We dreaded much, we smaller creatures, to see these approach, for they trampled down a generation of us under the tread of their ponderous feet. There were lizards whose scales glittered like the waves of the sea in the sunshine, each scale a massive prismatic metallic plate. And from the lower reaches of the forest, where the hot mist steamed up from the marshy hollows, monstrous creatures, half-fish, half-forest-climbers, occasionally strayed among us.

I cannot recall if there was music in the forest; yet I think I hear across these countless years the dim echoes of strange voices, which have been silenced for ages on the earth, a confusion of wild calls and cries in the mornings and evenings, weird bell-notes tolling through the sultry noon-day silences, and a confused whirr, and buzzing, and croaking, and whizzing, and rustling of countless smaller animals which have perished and left no trace of their existence behind.

But the creatures which impressed the restless character on my being, which only to-day the sun has smiled away, were some near relations of my own. For, although I was but a little fern, many of my race were among the lords of the forest. Their roots spread into magnificent curved pedestals; their stems rose, decorated, and erect as the palms, to the height of the tallest trees; and their fronds expanded into ribbed and fretted roofs, beneath which hundreds like me could find shade and shelter, yet every frond as delicately fringed and edged as any of ours.

I thought—"These are my elder sisters. One day I shall grow like them."

Thus my own daily life seemed empty and shadowy to me, because of the strong yearning that possessed me to be great like them. It did not make me discontented or desponding, but filled me with a wild and feverish expectation which made the present appear nothing to me. I stretched out my little fronds, and caught every sunbeam and rain-drop I could; and when a shower came, and the life-giving waters circulated through my veins, I throbbed with vague desire, and thought, "Now I am to be something."

But with all my efforts, I never could grow to be any thing but a little fern! So the summer passed, and then I felt myself growing shrivelled and old. My limbs contracted, my fronds curled up and turned dry and brown, and in a few weeks I was scarcely visible. But the spring revived me and my yearnings, and I grew certainly very handsome and tall for one of my branch of our family; but still only a little fern!

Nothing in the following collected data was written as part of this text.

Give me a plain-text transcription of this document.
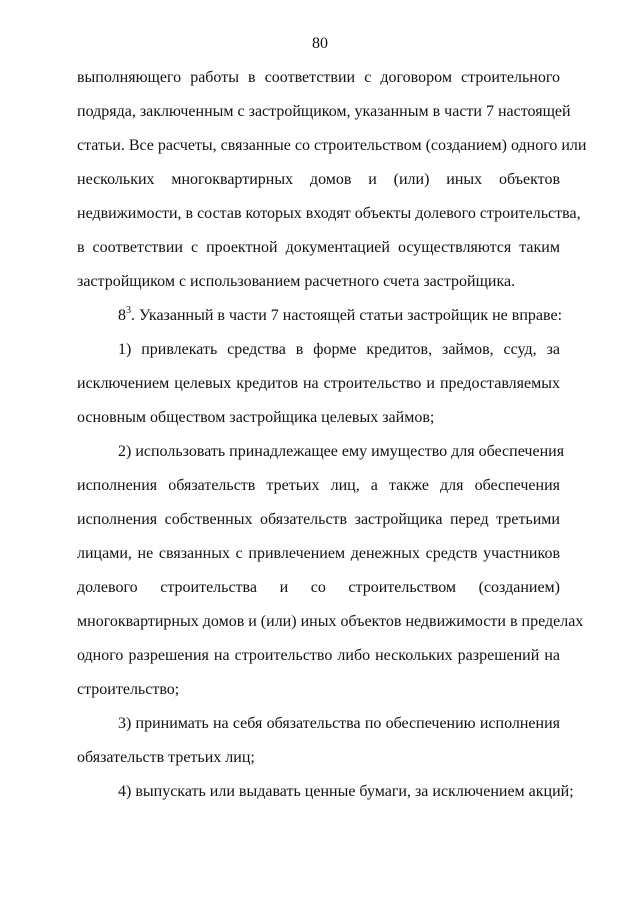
80
выполняющего работы в соответствии с договором строительного
подряда, заключенным с застройщиком, указанным в части 7 настоящей
статьи. Все расчеты, связанные со строительством (созданием) одного или
нескольких многоквартирных домов и (или) иных объектов
недвижимости, в состав которых входят объекты долевого строительства,
в соответствии с проектной документацией осуществляются таким
застройщиком с использованием расчетного счета застройщика.
$8^3$. Указанный в части 7 настоящей статьи застройщик не вправе:
1) привлекать средства в форме кредитов, займов, ссуд, за
исключением целевых кредитов на строительство и предоставляемых
основным обществом застройщика целевых займов;
2) использовать принадлежащее ему имущество для обеспечения
исполнения обязательств третьих лиц, а также для обеспечения
исполнения собственных обязательств застройщика перед третьими
лицами, не связанных с привлечением денежных средств участников
долевого строительства и со строительством (созданием)
многоквартирных домов и (или) иных объектов недвижимости в пределах
одного разрешения на строительство либо нескольких разрешений на
строительство;
3) принимать на себя обязательства по обеспечению исполнения
обязательств третьих лиц;
4) выпускать или выдавать ценные бумаги, за исключением акций;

The forest decayed, I know not how. The marsh extended, and, instead of the world of varied exuberant life, we lay a long time a mass of steaming, mouldering decay. And then, through millenniums more, we stiffened and hardened and grew black and shapeless, and were buried in the dark, no one can say how long, for to us, throughout those changeless ages, there were no days and no seasons to measure time.

At last a light came to us, not the sun, but a little trembling light, in the hands of a living creature, such as we had never seen. I know now it was a man. Then followed a time of stir and noise and knocking about, such as I shall never forget. We were hewn with pickaxes, and tossed into buckets, and, at last, lifted into the real old sunlight we had not seen for countless ages. The sun was the same as ever, as young and bright, it seemed, as he had been thousands of years before; but we did not bask long in his beams.

A period followed of darkness and cold and silence, in which all the world seemed to have forgotten my existence, although I had been dragged out of my native bed, and stored in this den with so much pains. But they remembered us at last.

One evening, after passing through a great deal of commotion, I found myself in an open place, with many of my brethren. A light like that we had first seen, after our ages of darkness in the heart of the earth, was applied to us, and then the strangest transformation passed over me.